Process 1 ½ cups of blueberries in a blender or food processor until smooth, and press through a wire-mesh strainer into a 3 qt. saucepan, using back of a spoon to squeeze out juice; discard pulp. Stir in 1 cup sugar into juice in pan. Whisk together cornstarch and ¼ cup water; gradually whisk cornstarch mixture into blueberry mixture. Bring to a boil over medium heat, and cook, whisking constantly, 1 minute. Remove from heat, and whisk in butter. Cool 15 minutes.

Toss together blueberry mixture and 8 cups of blueberries gently in a large bowl until coated. Cover and chill 3 hours or until cold.

Once the blueberry mixture has been chilled, spoon it on top of the pie crust that has already been filled with the cream cheese mixture and top with a few dollops of Cream Fraiche (instructions follow).

Crème Fraiche: Whisk heavy cream and sour cream together in a small nonreactive bowl until smooth. Cover with double thickness of cheesecloth, set in a cool draft-free spot and let stand for 12 hours or overnight. Remove cheesecloth and whisk mixture until smooth.

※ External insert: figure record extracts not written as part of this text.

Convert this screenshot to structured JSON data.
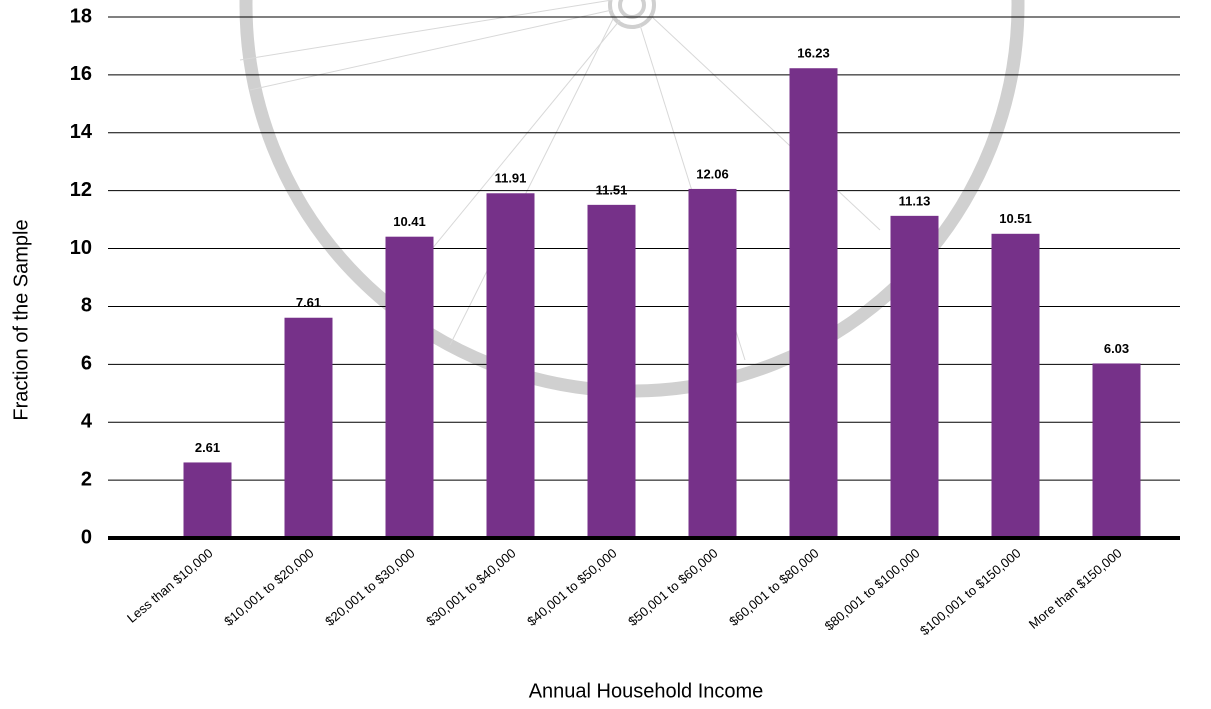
{
  "chart_data": {
    "type": "bar",
    "x_label": "Annual Household Income",
    "y_label": "Fraction of the Sample",
    "categories": [
      "Less than $10,000",
      "$10,001 to $20,000",
      "$20,001 to $30,000",
      "$30,001 to $40,000",
      "$40,001 to $50,000",
      "$50,001 to $60,000",
      "$60,001 to $80,000",
      "$80,001 to $100,000",
      "$100,001 to $150,000",
      "More than $150,000"
    ],
    "values": [
      2.61,
      7.61,
      10.41,
      11.91,
      11.51,
      12.06,
      16.23,
      11.13,
      10.51,
      6.03
    ],
    "color": "#763189",
    "ylim": [
      0,
      18
    ],
    "yticks": [
      0,
      2,
      4,
      6,
      8,
      10,
      12,
      14,
      16,
      18
    ],
    "grid": true
  }
}
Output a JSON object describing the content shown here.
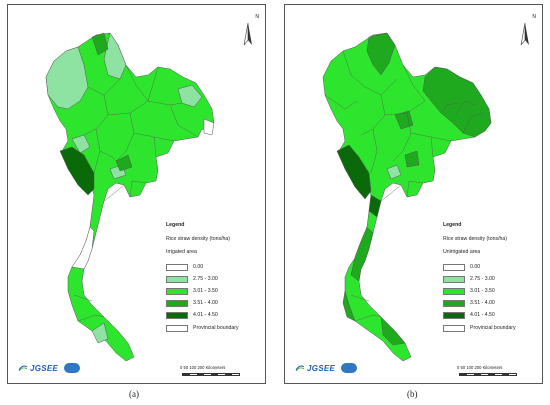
{
  "panels": [
    {
      "id": "a",
      "caption": "(a)",
      "north_label": "N",
      "legend": {
        "title": "Legend",
        "subtitle": "Rice straw density (tons/ha)",
        "area_label": "Irrigated area",
        "classes": [
          {
            "label": "0.00",
            "color": "#ffffff"
          },
          {
            "label": "2.75 - 3.00",
            "color": "#8ee3a3"
          },
          {
            "label": "3.01 - 3.50",
            "color": "#2ee52e"
          },
          {
            "label": "3.51 - 4.00",
            "color": "#1fa91f"
          },
          {
            "label": "4.01 - 4.50",
            "color": "#0a6a0a"
          }
        ],
        "boundary_label": "Provincial boundary"
      },
      "logo": {
        "name": "JGSEE"
      },
      "scale": {
        "ticks": "0   50  100        200 Kilometers"
      }
    },
    {
      "id": "b",
      "caption": "(b)",
      "north_label": "N",
      "legend": {
        "title": "Legend",
        "subtitle": "Rice straw density (tons/ha)",
        "area_label": "Unirrigated area",
        "classes": [
          {
            "label": "0.00",
            "color": "#ffffff"
          },
          {
            "label": "2.75 - 3.00",
            "color": "#8ee3a3"
          },
          {
            "label": "3.01 - 3.50",
            "color": "#2ee52e"
          },
          {
            "label": "3.51 - 4.00",
            "color": "#1fa91f"
          },
          {
            "label": "4.01 - 4.50",
            "color": "#0a6a0a"
          }
        ],
        "boundary_label": "Provincial boundary"
      },
      "logo": {
        "name": "JGSEE"
      },
      "scale": {
        "ticks": "0   50  100        200 Kilometers"
      }
    }
  ],
  "colors": {
    "base": "#2ee52e",
    "light": "#8ee3a3",
    "medium": "#1fa91f",
    "dark": "#0a6a0a",
    "boundary": "#555555"
  }
}
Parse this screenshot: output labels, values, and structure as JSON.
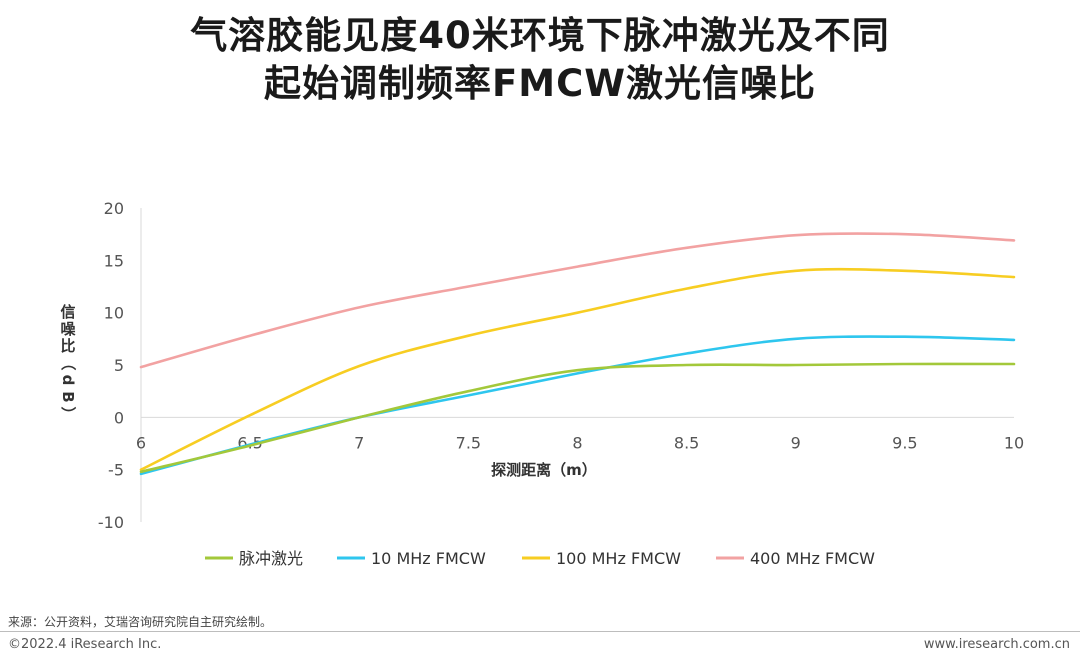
{
  "title": {
    "line1": "气溶胶能见度40米环境下脉冲激光及不同",
    "line2": "起始调制频率FMCW激光信噪比"
  },
  "chart_data": {
    "type": "line",
    "xlabel": "探测距离（m）",
    "ylabel": "信噪比（dB）",
    "xlim": [
      6,
      10
    ],
    "ylim": [
      -10,
      20
    ],
    "x_ticks": [
      "6",
      "6.5",
      "7",
      "7.5",
      "8",
      "8.5",
      "9",
      "9.5",
      "10"
    ],
    "y_ticks": [
      "20",
      "15",
      "10",
      "5",
      "0",
      "-5",
      "-10"
    ],
    "x": [
      6,
      6.5,
      7,
      7.5,
      8,
      8.5,
      9,
      9.5,
      10
    ],
    "legend_position": "bottom",
    "series": [
      {
        "name": "脉冲激光",
        "color": "#a3c83a",
        "values": [
          -5.2,
          -2.7,
          0.0,
          2.5,
          4.5,
          5.0,
          5.0,
          5.1,
          5.1
        ]
      },
      {
        "name": "10 MHz FMCW",
        "color": "#2ec6ee",
        "values": [
          -5.4,
          -2.6,
          0.0,
          2.1,
          4.2,
          6.1,
          7.5,
          7.7,
          7.4
        ]
      },
      {
        "name": "100 MHz FMCW",
        "color": "#f7cd22",
        "values": [
          -5.0,
          0.2,
          4.9,
          7.8,
          10.0,
          12.3,
          14.0,
          14.0,
          13.4
        ]
      },
      {
        "name": "400 MHz FMCW",
        "color": "#f2a2a2",
        "values": [
          4.8,
          7.8,
          10.5,
          12.5,
          14.4,
          16.2,
          17.4,
          17.5,
          16.9
        ]
      }
    ]
  },
  "footer": {
    "source": "来源：公开资料，艾瑞咨询研究院自主研究绘制。",
    "copyright": "©2022.4 iResearch Inc.",
    "website": "www.iresearch.com.cn"
  }
}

Store in a jar with a tight lid in refrigerator for up to one week. Remember that this needs to be made the day before you make your pie.

Lisa Prince of Local Dish suggests garnishing this dessert with a fresh sprig of mint and some lemon zest. You can also use a pre-packaged pie crust and bake it according to package instruction. You may also want to garnish this dessert with powdered sugar.  If you have no time to make the Cream Fraiche,  use whipped topping or mix together 1 cup heavy cream with ¼ teaspoon vanilla until soft peaks form.

Finally, for a delicious  red white and blue July 4th dessert add in some strawberries!